Here is very old standby method I have used whole beef tenderloin on the grill. It works in the oven as well. If you start the oven at 500 and lower it after 20 mins.
Trim and tie the tenderloin. Coat with Olive Oil and salt & pepper. I fire my grill with a good amount of lump and bank it all to one side.
Sear the tenderloin all sides, then indirect and pull it off at 121 degrees. Cover with foil while resting. Slice it thick. I like it rare to med-rare. Serve it with a tarragon and shallot butter.

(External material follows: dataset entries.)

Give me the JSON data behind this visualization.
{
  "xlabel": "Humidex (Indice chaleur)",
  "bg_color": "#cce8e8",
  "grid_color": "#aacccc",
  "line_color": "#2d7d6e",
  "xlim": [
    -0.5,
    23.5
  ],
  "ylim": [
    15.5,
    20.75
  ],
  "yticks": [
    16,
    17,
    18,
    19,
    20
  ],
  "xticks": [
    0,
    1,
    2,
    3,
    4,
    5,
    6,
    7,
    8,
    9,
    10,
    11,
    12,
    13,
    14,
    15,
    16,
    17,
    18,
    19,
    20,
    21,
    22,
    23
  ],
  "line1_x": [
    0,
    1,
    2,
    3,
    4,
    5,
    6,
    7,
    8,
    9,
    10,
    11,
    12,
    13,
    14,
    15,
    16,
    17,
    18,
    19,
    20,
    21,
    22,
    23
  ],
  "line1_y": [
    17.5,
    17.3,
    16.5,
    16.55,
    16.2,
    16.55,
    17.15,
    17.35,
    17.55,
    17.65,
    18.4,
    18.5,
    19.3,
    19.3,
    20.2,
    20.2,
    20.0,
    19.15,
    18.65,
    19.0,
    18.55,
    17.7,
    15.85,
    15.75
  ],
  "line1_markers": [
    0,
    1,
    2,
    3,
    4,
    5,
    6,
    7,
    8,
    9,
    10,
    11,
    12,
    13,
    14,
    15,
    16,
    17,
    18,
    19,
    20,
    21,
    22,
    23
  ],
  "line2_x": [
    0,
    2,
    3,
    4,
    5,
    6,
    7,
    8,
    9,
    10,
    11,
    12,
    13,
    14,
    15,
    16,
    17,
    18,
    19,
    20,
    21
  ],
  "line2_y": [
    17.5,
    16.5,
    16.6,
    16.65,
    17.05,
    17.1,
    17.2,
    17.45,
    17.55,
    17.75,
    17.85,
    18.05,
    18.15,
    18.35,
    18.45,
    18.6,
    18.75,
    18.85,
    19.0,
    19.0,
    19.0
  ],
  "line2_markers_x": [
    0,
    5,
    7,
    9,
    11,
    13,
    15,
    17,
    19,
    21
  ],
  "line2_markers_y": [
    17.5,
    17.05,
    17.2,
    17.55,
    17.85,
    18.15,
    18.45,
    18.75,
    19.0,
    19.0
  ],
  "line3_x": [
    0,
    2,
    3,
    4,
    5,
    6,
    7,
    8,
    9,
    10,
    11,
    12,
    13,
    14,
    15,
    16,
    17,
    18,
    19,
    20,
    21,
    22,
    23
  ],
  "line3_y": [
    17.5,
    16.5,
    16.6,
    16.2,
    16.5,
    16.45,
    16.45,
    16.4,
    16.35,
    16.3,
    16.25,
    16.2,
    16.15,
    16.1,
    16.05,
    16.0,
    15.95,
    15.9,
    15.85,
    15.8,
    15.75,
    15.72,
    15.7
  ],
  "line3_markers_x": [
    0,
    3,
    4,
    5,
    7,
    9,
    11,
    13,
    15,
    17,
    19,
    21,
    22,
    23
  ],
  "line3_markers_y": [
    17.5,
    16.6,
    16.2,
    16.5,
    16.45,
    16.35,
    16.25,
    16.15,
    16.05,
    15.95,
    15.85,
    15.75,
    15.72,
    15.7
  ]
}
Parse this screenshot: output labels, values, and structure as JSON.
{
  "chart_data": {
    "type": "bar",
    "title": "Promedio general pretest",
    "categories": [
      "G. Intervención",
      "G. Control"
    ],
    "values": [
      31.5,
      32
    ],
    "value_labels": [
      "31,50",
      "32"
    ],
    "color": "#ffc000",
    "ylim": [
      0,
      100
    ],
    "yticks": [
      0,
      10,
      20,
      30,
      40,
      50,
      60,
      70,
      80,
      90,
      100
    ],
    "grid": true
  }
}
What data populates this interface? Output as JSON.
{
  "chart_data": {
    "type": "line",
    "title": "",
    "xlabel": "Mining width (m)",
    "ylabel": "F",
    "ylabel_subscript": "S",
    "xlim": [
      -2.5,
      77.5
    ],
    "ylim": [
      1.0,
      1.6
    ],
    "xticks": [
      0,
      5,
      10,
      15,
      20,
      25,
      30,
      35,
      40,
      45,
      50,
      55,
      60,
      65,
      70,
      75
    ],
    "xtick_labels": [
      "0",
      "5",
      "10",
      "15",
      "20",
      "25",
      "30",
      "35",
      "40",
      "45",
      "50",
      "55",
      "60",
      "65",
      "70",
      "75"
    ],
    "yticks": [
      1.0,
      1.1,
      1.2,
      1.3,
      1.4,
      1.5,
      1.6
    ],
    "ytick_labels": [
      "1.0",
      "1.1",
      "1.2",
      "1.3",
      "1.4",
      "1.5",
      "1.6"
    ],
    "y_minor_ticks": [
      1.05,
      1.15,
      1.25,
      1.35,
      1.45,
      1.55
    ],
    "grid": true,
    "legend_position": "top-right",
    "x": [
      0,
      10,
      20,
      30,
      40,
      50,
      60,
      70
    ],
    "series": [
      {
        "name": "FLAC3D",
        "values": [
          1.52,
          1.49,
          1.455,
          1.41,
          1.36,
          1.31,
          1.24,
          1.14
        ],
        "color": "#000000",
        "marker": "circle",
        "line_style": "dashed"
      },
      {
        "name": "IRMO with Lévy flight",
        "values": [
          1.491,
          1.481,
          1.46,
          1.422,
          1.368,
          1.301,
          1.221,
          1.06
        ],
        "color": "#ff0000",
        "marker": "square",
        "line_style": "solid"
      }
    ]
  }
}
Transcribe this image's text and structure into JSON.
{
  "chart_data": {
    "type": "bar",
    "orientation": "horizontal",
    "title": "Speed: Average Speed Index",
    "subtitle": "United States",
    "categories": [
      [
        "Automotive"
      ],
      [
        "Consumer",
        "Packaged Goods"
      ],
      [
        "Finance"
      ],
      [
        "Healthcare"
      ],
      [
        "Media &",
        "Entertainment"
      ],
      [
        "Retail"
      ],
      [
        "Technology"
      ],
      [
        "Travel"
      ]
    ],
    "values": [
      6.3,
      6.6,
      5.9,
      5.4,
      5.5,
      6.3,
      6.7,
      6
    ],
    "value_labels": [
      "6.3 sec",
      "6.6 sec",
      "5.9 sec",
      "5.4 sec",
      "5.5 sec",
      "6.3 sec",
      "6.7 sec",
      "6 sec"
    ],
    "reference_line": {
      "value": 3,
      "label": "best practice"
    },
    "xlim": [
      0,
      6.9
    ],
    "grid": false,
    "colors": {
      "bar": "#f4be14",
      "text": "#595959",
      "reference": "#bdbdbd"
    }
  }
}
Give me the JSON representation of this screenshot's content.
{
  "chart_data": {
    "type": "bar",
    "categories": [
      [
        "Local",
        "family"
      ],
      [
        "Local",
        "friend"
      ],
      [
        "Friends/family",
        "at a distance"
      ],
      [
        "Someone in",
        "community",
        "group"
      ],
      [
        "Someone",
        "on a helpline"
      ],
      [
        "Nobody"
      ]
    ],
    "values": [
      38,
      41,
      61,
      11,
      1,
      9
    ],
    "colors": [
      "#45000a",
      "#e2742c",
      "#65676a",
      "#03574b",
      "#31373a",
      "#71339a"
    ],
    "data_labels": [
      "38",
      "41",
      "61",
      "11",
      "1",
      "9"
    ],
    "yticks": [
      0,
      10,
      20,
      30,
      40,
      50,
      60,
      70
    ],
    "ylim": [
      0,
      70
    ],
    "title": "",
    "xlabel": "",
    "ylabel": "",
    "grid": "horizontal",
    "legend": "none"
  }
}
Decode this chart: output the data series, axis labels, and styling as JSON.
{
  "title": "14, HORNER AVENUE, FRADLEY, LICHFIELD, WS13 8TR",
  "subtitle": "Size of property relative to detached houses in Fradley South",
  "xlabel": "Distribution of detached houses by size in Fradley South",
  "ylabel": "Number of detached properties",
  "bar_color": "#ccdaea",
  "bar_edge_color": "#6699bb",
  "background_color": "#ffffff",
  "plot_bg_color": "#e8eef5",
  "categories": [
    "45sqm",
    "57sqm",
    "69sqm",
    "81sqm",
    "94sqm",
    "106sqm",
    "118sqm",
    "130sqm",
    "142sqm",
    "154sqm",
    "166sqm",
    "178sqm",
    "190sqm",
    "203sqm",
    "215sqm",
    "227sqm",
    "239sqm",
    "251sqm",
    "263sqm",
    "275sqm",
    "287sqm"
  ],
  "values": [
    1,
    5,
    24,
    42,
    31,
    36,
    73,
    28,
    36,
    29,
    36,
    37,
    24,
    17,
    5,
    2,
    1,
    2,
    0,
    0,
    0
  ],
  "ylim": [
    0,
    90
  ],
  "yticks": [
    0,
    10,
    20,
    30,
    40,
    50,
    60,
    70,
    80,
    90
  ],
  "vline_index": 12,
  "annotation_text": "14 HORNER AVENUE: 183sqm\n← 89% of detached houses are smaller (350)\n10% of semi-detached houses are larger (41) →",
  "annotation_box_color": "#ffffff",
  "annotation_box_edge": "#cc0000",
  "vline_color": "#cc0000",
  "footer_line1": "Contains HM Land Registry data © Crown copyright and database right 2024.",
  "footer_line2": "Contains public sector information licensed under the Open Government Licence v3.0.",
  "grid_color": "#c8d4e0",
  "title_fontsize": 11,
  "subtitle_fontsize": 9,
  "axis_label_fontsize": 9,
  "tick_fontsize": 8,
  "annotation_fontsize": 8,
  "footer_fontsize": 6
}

I only use fresh Tarragon. Dried does not work for me. Mince up some shallots and saute them 'till soft. Let them cool and add them and chopped tarragon to softened butter. I also like serve a Dijon/Mayo/Horseradish sauce on the side if people don't want the tarragon butter.
 
Thanks for the input guys!

Kevin, when you apply the paste rub do you let it sit or do you rub the meat, light the grill, and then put on the meat when it gets up to temp? I was thinking about rubbing the night before and putting it in the fridge until ready to cook. I have fresh basil, oregano, parsley, and rosemary. I am thinking a combination with some garlic, olive oil, and some peppercorns (I have a 4 peppercorn mix). Would the rub overwhelm the meat if I let it sit too long?
 
I rub and then let it sit a couple hours on the counter, or I let it sit then rub. Whatever is convenient. Sometimes it is more convenient to rub in the morning, say, and I'll do that, removing it a couple hours before cooking.

I don't think it will be overwhelming, no, but that sort of thing is subjective. Me, I'd go with 2-3 T each of the basil, oreg and parsley, 1-2 of the rosemary, 1 garlic, 2 Dijon, 3-4 of the pepper (crush or coarsely grind, don't grind finely) and just enough oil to makie it a paste. I'd salt first.